Contra el muro (1994)

En 1993, en el correccional de Lucasville (Ohio), cuatrocientos cincuenta prisioneros se amotinaron durante diez días, para reclamar una mejora en sus condiciones de vida en presidio. Esto no era nuevo en el sistema de prisiones estadounidenses, pero sí fue una noticia que llamó la atención sobre la necesidad de continuar con la reforma penitenciaria. Un año después, el mismo año que Cadena perpetua (The Shawshank Redenption, Frank Darabont, 1994) triunfaba allí donde se exhibía, HBO producía y estrenaba en su plataforma televisiva Contra el muro (Againts the Wall, 1994), una película también ambientada en una prisión. Pero, a diferencia de la optimista ficción de Darabont, basada en un relato de Stephen King, el dirigido por John Frankenheimer, un cineasta a todas luces con más talento cinematográfico que Darabont, y escrito por Ron Hutchinson —con un currículum televisivo nada despreciable, que ya quisieran muchos guionistas de cine para sí— recreaba (y recrea) un hecho real, nada alegre, ni amistoso ni esperanzador y señalaba, revisando el pasado, la necesidad presente de apurar la mejora de los correccionales. El suceso, el motín más sangriento en un presidio estadounidense, fue consecuencia de las precarias condiciones del correccional de Attica (en el estado de Nueva York), pero también del sistema de prisiones y de la propia sociedad estadounidense, la cual, tal como apuntan las imágenes de archivo que abren el film, con los asesinatos de los Kennedy y de líderes afroestadounidenses, con Vietnam de fondo y con los movimientos pro Derechos civiles, entre otras circunstancias, parecía al borde de la locura o de una revuelta civil.

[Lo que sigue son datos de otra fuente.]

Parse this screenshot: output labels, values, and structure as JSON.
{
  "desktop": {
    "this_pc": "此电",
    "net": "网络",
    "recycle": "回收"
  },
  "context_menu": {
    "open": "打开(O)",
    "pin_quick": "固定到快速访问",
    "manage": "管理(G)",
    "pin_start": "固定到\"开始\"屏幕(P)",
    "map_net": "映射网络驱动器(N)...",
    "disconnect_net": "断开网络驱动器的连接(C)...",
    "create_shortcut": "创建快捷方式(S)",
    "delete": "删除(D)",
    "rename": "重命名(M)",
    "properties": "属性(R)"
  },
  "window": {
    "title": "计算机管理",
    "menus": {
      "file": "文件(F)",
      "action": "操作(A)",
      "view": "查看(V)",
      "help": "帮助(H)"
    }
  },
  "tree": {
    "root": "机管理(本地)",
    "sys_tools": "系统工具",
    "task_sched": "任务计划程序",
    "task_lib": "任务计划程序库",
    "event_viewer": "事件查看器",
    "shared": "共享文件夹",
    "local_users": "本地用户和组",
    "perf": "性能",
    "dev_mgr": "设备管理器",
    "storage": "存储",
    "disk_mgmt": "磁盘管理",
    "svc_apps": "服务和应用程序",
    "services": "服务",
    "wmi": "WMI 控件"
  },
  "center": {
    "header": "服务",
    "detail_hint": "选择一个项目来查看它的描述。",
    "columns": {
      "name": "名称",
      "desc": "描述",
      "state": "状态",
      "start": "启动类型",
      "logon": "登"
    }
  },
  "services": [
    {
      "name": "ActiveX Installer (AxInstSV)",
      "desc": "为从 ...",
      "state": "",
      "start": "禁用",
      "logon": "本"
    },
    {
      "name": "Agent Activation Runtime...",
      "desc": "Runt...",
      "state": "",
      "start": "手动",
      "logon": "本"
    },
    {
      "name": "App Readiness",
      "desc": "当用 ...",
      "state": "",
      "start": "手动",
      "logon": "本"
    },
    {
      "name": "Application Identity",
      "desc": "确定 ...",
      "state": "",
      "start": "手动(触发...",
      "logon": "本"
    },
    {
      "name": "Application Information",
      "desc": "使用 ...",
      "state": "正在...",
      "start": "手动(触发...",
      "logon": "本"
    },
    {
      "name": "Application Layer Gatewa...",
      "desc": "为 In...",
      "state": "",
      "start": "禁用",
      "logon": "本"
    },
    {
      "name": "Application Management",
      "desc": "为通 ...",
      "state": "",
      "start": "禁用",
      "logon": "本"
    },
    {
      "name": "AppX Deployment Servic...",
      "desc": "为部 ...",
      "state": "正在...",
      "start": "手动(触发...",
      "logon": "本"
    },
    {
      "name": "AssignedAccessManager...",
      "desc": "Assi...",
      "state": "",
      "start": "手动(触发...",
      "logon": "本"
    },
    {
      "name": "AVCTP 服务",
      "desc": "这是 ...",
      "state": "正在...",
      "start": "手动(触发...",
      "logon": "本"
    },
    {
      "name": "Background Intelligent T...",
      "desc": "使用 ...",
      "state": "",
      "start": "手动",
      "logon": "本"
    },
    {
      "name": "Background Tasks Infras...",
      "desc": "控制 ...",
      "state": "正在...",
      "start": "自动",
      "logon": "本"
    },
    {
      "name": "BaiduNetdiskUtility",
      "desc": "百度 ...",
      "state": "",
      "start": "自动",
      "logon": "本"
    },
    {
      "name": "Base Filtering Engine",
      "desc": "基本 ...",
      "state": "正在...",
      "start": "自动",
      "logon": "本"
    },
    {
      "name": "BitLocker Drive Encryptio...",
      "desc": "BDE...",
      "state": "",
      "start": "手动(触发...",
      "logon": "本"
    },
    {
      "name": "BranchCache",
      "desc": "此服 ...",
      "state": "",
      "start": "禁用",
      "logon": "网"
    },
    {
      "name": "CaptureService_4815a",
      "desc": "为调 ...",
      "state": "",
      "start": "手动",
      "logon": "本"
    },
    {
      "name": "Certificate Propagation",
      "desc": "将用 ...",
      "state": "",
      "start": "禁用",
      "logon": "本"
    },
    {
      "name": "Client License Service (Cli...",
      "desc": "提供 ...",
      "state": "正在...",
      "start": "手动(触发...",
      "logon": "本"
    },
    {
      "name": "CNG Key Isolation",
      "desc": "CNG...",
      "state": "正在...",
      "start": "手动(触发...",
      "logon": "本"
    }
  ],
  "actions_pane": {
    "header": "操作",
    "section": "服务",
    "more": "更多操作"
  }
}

La película de Frankenheimer centra su atención exclusivamente en el motín acontecido en septiembre de 1971, en la prisión de Attica, donde el reglamento, la segregación, el elevado número de reos y las malas condiciones y el trato denigran a los presos hasta el extremo que les empuja amotinarse y a unirse —Panteras negras, Nación islámica, Los jóvenes de Puerto Rico, los reclusos blancos,… hasta un total que superaba los mil doscientos amotinados— para exigir mejoras y más derechos. La situación es límite, violenta en un primer momento (y en el último también), siempre tensa, y han llegado a ella tras ver rechazadas todas sus peticiones y sufrir la precariedad y la denigración institucionalizadas en el correccional, las cuales no hacían más que reflejar las callejeras, las que habían nacido de las diferencias entre el blanco, que había creado el sistema para su beneficio, y las minorías étnicas marginadas como la hispana y la negra. Los primeros llegaron como consecuencia de la emigración, de buscar una vida mejor en las tierras del norte, y los segundos por obligación, pues los europeos arrastraron a sus antepasados y los hacinaron en barcos que los trasladó (a los que sobrevivían la travesía) a los mercados del llamado “nuevo mundo”; que no era nuevo, y no tardó en ser una prolongación de las costumbres y usos del viejo, incluso radicalizadas, porque lo que salió de Europa no era lo que se dice lo mejor de cada casa. Desde entonces, habían sido humillados, esclavizados y castigados. El odio consecuente de ese maltrato está presente en los amotinados de esta cruda y espléndida reconstrucción de los hechos.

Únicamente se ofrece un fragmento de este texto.